= Dorothy Semenow =

American chemist, first woman graduate student at Caltech

Dorothy Ann Semenow is an American chemist, psychologist, and women's rights activist. She was the first woman to earn a PhD from the California Institute of Technology (Caltech). Semenow has also been a strong proponent of the women's rights movement, having consulted for the leadership of Los Angeles NOW.

== Education ==
Semenow obtained her Bachelor of Arts in chemistry from Mount Holyoke College, having graduated summa cum laude. In 1953, she became the first woman to obtain a PhD from the California Institute of Technology, which she obtained in chemistry with a minor in biology. She would then go on to Claremont Graduate University where she would obtain her second PhD in psychology.

=== First female PhD recipient at Caltech ===
Prior to Semenow in 1953, the California Institute of Technology did not grant doctoral degrees to female students. However, renowned physical organic chemist John D. Roberts insisted on allowing her into the program. Roberts later commented that Semenow's inclusion in his group was "clearly the best thing I have done at Caltech in the 60 years I have been here."

== Research interests ==
Semenow is particularly interested in the psychology of creativity and the self, CRISPR technology, and women's rights, particularly concerning discrimination and bias in the sciences based on gender.

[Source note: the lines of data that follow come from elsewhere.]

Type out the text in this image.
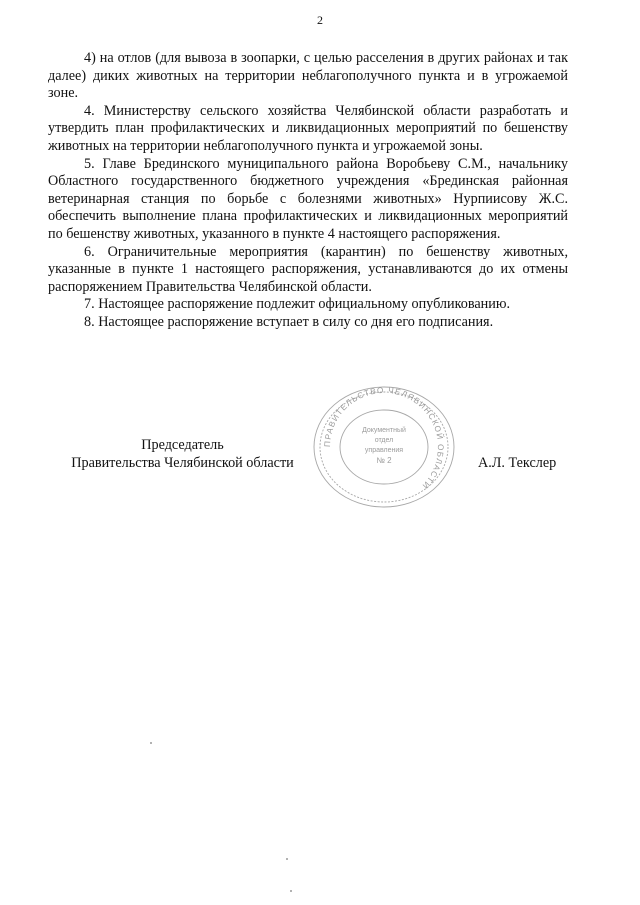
2

4) на отлов (для вывоза в зоопарки, с целью расселения в других районах и так далее) диких животных на территории неблагополучного пункта и в угрожаемой зоне.

4. Министерству сельского хозяйства Челябинской области разработать и утвердить план профилактических и ликвидационных мероприятий по бешенству животных на территории неблагополучного пункта и угрожаемой зоны.

5. Главе Брединского муниципального района Воробьеву С.М., начальнику Областного государственного бюджетного учреждения «Брединская районная ветеринарная станция по борьбе с болезнями животных» Нурпиисову Ж.С. обеспечить выполнение плана профилактических и ликвидационных мероприятий по бешенству животных, указанного в пункте 4 настоящего распоряжения.

6. Ограничительные мероприятия (карантин) по бешенству животных, указанные в пункте 1 настоящего распоряжения, устанавливаются до их отмены распоряжением Правительства Челябинской области.

7. Настоящее распоряжение подлежит официальному опубликованию.

8. Настоящее распоряжение вступает в силу со дня его подписания.

Председатель
Правительства Челябинской области
ПРАВИТЕЛЬСТВО ЧЕЛЯБИНСКОЙ ОБЛАСТИ
Документный
отдел
управления
№ 2	А.Л. Текслер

Semenow also developed the board game DNA Ahead, which focuses on DNA and its applications to biotechnology. Through this game, Semenow hopes to foster critical thinking as well as encourage more diversity in the sciences.

== Awards and honors ==
Semenow received numerous awards during her undergraduate studies as well as various fellowships that include the following:

- American Chemical Society Student Award
- Phi Beta Kappa Key
- Mount Holyoke College Skinner Postdoctoral Fellowship
- National Science Foundation (NSF) Postdoctoral Fellowship
- Blue Mountain Center for Writers, Artists, and Activists Post Doctoral Fellowship

Semenow was also the recipient of 5 additional postdoctoral fellowships funded by either the NSF or National Institutes of Health (NIH).